During November and through the Christmas season, I contacted suppliers with mixed results. Most suppliers didn't give me the time of day, and those that did made me jump through many more hoops than suppliers in the industry do today, where anyone with a web address and a credit card can be a dealer for some lines.
One of the first people I talked to who took me seriously was Fred Salvador at Harris Teller. Although he's set to retire at the end of 2011, at this writing I still talk to Fred and order every week from his company.
While I was lining up products, I was cranking down on the new computer I had purchased for the store: an Apple IIC (with classic green phosphor display) and the Imagewriter II dot matrix printer. Seriously, it was pretty cutting edge for the day. I used it to draft all the documents for the store, from lesson brochure to the first mailer, start the basic billing system, etc. Finished documents came from my uncle the printer at my dad's insistence. I guess my uncle owed him money, and this was the only way he thought he'd see it. It wasn't the best working relationship. It took a few years to free myself from it, but I found another printer for the mailer (eventually using Kinkos for the final year or two of publication).

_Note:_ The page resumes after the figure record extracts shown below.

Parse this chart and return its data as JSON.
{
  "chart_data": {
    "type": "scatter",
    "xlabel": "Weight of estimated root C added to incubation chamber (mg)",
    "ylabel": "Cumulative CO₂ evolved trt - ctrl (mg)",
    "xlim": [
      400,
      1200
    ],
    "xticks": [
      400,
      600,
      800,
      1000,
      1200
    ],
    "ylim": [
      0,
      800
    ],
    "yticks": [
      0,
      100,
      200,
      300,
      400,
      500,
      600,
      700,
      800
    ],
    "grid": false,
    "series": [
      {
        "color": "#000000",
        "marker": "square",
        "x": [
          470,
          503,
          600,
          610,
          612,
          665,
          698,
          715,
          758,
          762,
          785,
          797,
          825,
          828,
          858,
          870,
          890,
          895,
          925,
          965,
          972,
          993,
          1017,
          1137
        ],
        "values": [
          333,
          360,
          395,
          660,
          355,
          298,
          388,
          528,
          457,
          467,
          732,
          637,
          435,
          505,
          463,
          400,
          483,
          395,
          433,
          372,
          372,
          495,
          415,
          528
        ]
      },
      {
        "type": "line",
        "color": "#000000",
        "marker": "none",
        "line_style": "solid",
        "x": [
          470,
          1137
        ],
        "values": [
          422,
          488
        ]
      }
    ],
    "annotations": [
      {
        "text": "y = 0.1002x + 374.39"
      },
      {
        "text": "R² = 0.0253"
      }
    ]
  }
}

All the while, I was anxiously waiting for the keys to my new store. Construction delays--and the holidays--meant that the January 1 completion date wasn't going to happen. I got the builder to let me start working in the unit while the frame up was going on, and I continued to spend time underfoot until the drywall crew finished. Even then, theunit didn't have locks, so about mid-January when merchandise started to arrive, I'd sit in the unheated unit until the UPS driver, Tom Fiebig, showed up with boxes. I'd load them into my van, since I couldn't keep them at the store.
But even as the building was finished, we had a problem. The electric company wouldn't schedule service until all the inspections were complete, and based on the construction delays, that meant electricity would be available...about the 10th.
So we worked with a propane bullet heater and a bunch of 100-watt bulbs hung from the rafters. The moisture from the heater condensed on the walls, cold from single-digit January temperatures...so much that one studio had the paint wash off as the moisture ran down from freshly painted walls.
Once the furnace was in and gas hooked up, we got heat and work lights by running an extension cord from the old house that stood where Subway and Stay In Style are today. Every time the furnace blower kicked in, the lights would dim. By the time the drop ceiling was in, we had tiles lifted so work lights could drop through.
February 2 came, and we opened under rustic conditions. The first sale (a set of guitar strings and a pair of drumsticks) came on day 3 while still under temp power. Saturday the first lessons (3 piano students for Joyce Roman--Cheryl was scheduled to start in March) were taught under the same conditions. I'm sure Mary Eagleeye and her daughter Becky thought we were part of the Underground Railroad or something.
But we got power, and in the sparse traffic of the first few weeks I finished additional studios. Cheryl started in March, and that brought us 30+ students. The first drum lessons and some flute, clarinet and sax students trickled in, plus a cello student or two. By the time June hit, we celebrated our hundredth student...but that's another story.